Domingo XXIII del tiempo ordinario: ¿Yo?

«´¿Y si somos nosotros los que tenemos que aceptar la corrección? ¿Qué es lo que sucede entonces? Cuando soltamos ese “¿yo?” o no nos atrevemos a pronunciarlo. Está muy bien hablar de la valentía y la necesidad de ejercer la corrección fraterna pero también hay que considerar que nosotros no somos ni perfectos ni intocables. Muchas veces no damos ejemplo de humildad y docilidad, a pesar de que nos comamos los santos. Hay que saber asumir aquellas cosas que no están bien en nosotros y, desde esa experiencia, emprender el vuelo».

Por Roberto Sayalero, agustino recoleto. Zaragoza, España.

¿Yo? La vida de un grupo no puede entenderse de otro modo que no sea el del trato diario con sus buenos y malos momentos. La física del encuentro interpersonal también produce energía y calor. Unas veces podremos ser patinadores, otras andaremos de puntillas para evitar hacer ruido, o montaremos en ala delta para sobrevolar la realidad que nos circunda; pero, tarde o temprano, si convivimos, los conflictos, aunque no tienen porqué ser graves, surgen.

El evangelio de hoy se fija en un aspecto esencial dentro de la vida comunitaria: la corrección fraterna. ¡Qué difícil nos resulta dar el paso para corregir a otro! Ya sea en la familia, en el trabajo, en los estudios, en la vida religiosa o en la Iglesia. Es mucho más fácil criticar por detrás que plantarnos delante del otro y decirle que lo que hace está mal. Son tantos los respetos humanos que estamos llenando el ambiente de un aroma dulzón que hace que los conflictos no se solucionen sino que se entierren, con lo cual las sonrisas hipócritas y las palmaditas en la espalda son cada vez más frecuentes. La forma en que ha de ejercerse esta corrección debe ir revestida del amor al prójimo, como nos recuerda Pablo en la Carta a los Romanos, pues en ocasiones con la excusa de corregir lo que hacemos es humillar al otro. Hemos de ser delicados y discretos. El evangelio nos muestra cómo hay que agotar todas las posibilidades y si aún no hay un cambio de conducta no habla en ningún momento de desprecio sino de acogida como si se tratase de un pagano o un publicano.
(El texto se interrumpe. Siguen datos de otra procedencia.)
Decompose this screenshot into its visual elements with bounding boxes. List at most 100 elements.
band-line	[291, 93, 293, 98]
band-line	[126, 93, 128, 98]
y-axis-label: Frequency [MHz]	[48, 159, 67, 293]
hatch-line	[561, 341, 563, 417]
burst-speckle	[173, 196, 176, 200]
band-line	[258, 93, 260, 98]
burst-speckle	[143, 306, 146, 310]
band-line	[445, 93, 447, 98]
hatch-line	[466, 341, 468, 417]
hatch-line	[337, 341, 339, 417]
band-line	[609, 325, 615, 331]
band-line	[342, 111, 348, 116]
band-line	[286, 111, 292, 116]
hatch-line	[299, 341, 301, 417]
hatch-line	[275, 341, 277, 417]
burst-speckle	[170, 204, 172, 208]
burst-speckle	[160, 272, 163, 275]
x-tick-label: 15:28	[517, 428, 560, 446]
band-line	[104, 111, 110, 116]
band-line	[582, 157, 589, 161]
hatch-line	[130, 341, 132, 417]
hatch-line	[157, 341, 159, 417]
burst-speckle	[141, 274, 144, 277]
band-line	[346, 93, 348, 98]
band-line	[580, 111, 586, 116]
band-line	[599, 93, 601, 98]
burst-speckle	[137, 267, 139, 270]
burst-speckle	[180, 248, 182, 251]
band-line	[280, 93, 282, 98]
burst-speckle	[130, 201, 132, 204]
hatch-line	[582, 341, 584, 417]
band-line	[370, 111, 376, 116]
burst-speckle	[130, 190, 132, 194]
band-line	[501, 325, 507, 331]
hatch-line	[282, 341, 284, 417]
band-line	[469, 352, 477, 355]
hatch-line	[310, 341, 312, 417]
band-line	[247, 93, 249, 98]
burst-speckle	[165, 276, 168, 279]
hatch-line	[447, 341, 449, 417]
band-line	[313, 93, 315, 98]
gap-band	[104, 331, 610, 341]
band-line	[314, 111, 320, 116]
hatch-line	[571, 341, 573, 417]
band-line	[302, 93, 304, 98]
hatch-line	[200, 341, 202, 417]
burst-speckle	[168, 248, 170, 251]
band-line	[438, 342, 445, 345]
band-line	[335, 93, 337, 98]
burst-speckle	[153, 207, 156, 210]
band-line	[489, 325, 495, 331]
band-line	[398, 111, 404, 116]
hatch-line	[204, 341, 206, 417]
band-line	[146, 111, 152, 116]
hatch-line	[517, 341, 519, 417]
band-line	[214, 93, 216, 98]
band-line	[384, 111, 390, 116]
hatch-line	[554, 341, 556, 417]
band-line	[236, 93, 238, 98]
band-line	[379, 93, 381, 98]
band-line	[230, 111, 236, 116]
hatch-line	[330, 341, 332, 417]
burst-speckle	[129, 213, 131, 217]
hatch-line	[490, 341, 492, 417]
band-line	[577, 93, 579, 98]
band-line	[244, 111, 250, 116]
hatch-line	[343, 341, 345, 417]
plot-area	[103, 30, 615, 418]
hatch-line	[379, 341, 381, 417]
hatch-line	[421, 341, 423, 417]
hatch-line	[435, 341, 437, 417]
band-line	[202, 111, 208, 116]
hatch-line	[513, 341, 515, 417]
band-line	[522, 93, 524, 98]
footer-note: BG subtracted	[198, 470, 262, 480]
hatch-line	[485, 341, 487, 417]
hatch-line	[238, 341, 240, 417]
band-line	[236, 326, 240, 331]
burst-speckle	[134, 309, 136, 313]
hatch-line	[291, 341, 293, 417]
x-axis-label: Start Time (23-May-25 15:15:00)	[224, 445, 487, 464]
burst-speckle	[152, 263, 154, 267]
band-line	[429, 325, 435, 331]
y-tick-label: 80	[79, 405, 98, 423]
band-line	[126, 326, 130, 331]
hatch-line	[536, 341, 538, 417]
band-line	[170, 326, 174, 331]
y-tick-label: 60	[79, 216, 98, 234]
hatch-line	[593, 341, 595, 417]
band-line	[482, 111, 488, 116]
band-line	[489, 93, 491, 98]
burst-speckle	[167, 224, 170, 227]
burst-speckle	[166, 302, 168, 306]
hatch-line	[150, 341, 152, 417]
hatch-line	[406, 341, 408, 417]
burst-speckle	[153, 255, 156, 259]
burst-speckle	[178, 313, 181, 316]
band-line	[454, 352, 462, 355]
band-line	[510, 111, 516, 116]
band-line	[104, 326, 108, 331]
¿Y si somos nosotros los que tenemos que aceptar la corrección? ¿Qué es lo que sucede entonces? Cuando soltamos ese “¿yo?” o no nos atrevemos a pronunciarlo. Está muy bien hablar de la valentía y la necesidad de ejercer la corrección fraterna pero también hay que considerar que nosotros no somos ni perfectos ni intocables. Muchas veces no damos ejemplo de humildad y docilidad, a pesar de que nos comamos los santos. Hay que saber asumir aquellas cosas que no están bien en nosotros y, desde esa experiencia, emprender el vuelo. Sin soberbia ni dramas. Con propósitos concretos y reales que expresen la confianza en que es posible levantarse y ponerse de nuevo en camino, porque hay quien nos sostiene. Solos o con la ayuda de los demás tenemos que ser capaces de percibir en nuestra vida diaria las heridas, las omisiones y los errores, y sentir que es posible corregir el rumbo.

A todos, quizá, se nos ocurran ejemplos concretos en los que hemos de poner en práctica el mensaje que nos trae el evangelio de hoy. Ojalá acabemos con el individualismo por el que no decimos nada a nadie a no ser que su conducta nos afecte directamente. Muy cerca de esta actitud está la de la indiferencia, el egoísmo elevado a la enésima potencia que nos lleva a la comodidad de mirar para otro lado y ver los toros desde la barrera. Atender al otro no es acusarlo. La comunidad cristiana, de la que también se nos habla hoy, no es un tribunal, ni un juzgado de guardia, ni tampoco una cuna de chismorreo o un nido de acusicas en la que todos dicen compadecerse pero nadie mueve un dedo. Hay que ofrecer la posibilidad de volver a quien se ha apartado.

El cuidado del hermano solamente persigue su bien. No es cuestión de avergonzar a nadie ante nadie. Fácilmente recomendamos médicos pero cuando se trata de corregir lo que nos parece que no va bien en lo personal, entonces nos achicamos, De la misma manera, cuantas veces aceptamos y agradecemos consejos sobre nuestra salud, pero cuanto nos cuesta aceptar consejos o correcciones en el plano personal. Construir un mundo, una iglesia, una familia mejor pasa irrenunciablemente por la valentía de corregir por amor y por la humildad de aceptar la corrección. No dudemos en emprender este camino y cuando nos salga ¿yo? lo ahoguemos con un “Gracias por ayudarme a mejorar y reconocer mis errores”.